22 stycznia mają się rozpocząć w Genewie rokowania na temat przyszłości Syrii. Wciąż
nie jest jasne, kto weźmie udział w tym spotkaniu i jaki będzie jego finał. Wyników
rokowań obawiają się chrześcijanie. Zwraca na to uwagę syrokatolicki abp Jacques Behnan
Hindo.
W jego przekonaniu rewolucja została Syryjczykom ukradziona. Domagali
się oni wolności, demokracji i wykorzenienia korupcji. Teraz Syrii zagraża barbarzyństwo
i tyrania, zasłaniające się religią – ostrzega abp Hindo. Z jego obserwacji wynika,
że aktualnie cała opozycja, również umiarkowana, uległa islamistycznej radykalizacji.

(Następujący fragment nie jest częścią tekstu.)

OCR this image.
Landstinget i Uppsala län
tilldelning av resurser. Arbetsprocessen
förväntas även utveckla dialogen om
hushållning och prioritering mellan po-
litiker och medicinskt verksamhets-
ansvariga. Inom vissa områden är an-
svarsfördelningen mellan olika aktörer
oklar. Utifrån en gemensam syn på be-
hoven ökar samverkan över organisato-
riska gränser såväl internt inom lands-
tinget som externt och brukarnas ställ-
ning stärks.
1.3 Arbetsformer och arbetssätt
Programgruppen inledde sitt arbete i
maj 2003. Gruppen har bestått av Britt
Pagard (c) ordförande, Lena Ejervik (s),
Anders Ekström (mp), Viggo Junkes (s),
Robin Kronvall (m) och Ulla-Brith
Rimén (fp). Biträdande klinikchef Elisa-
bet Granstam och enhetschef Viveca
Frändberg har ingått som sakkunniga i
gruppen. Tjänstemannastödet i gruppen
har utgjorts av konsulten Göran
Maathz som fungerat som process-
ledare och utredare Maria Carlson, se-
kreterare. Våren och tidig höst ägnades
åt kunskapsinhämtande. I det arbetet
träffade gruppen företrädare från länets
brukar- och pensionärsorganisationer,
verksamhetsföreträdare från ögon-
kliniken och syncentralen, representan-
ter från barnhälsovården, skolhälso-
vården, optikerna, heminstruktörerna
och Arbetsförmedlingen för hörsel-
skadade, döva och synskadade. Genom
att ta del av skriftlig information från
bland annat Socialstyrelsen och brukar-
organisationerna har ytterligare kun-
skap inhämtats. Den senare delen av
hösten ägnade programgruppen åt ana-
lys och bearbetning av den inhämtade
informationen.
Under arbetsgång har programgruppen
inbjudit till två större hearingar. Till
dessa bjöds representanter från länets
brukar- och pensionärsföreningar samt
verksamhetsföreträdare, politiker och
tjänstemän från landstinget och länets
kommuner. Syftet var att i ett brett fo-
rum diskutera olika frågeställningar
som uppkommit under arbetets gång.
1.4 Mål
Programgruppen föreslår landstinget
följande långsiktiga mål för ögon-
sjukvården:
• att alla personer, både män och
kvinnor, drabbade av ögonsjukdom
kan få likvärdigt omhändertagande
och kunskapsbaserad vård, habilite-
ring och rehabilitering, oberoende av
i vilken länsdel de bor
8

Wszyscy, także tak zwana Wolna Armia Syryjska, zjednoczyli się pod sztandarem dżihadystów,
i domagają się wprowadzenia prawa szariatu. Co gorsza, wydaje się, że są oni popierani,
a przynajmniej tolerowani przez Stany Zjednoczone, Arabię Saudyjską i Turcję.
Zdaniem
katolickiego hierarchy chrześcijanie muszą się temu zdecydowanie przeciwstawić, bo
z pełnoprawnych obywateli staną się tolerowaną co najwyżej mniejszością. Abp Hindo
przypomina również, że rzeczą ludzką jest z dwojga złego wybierać mniejsze.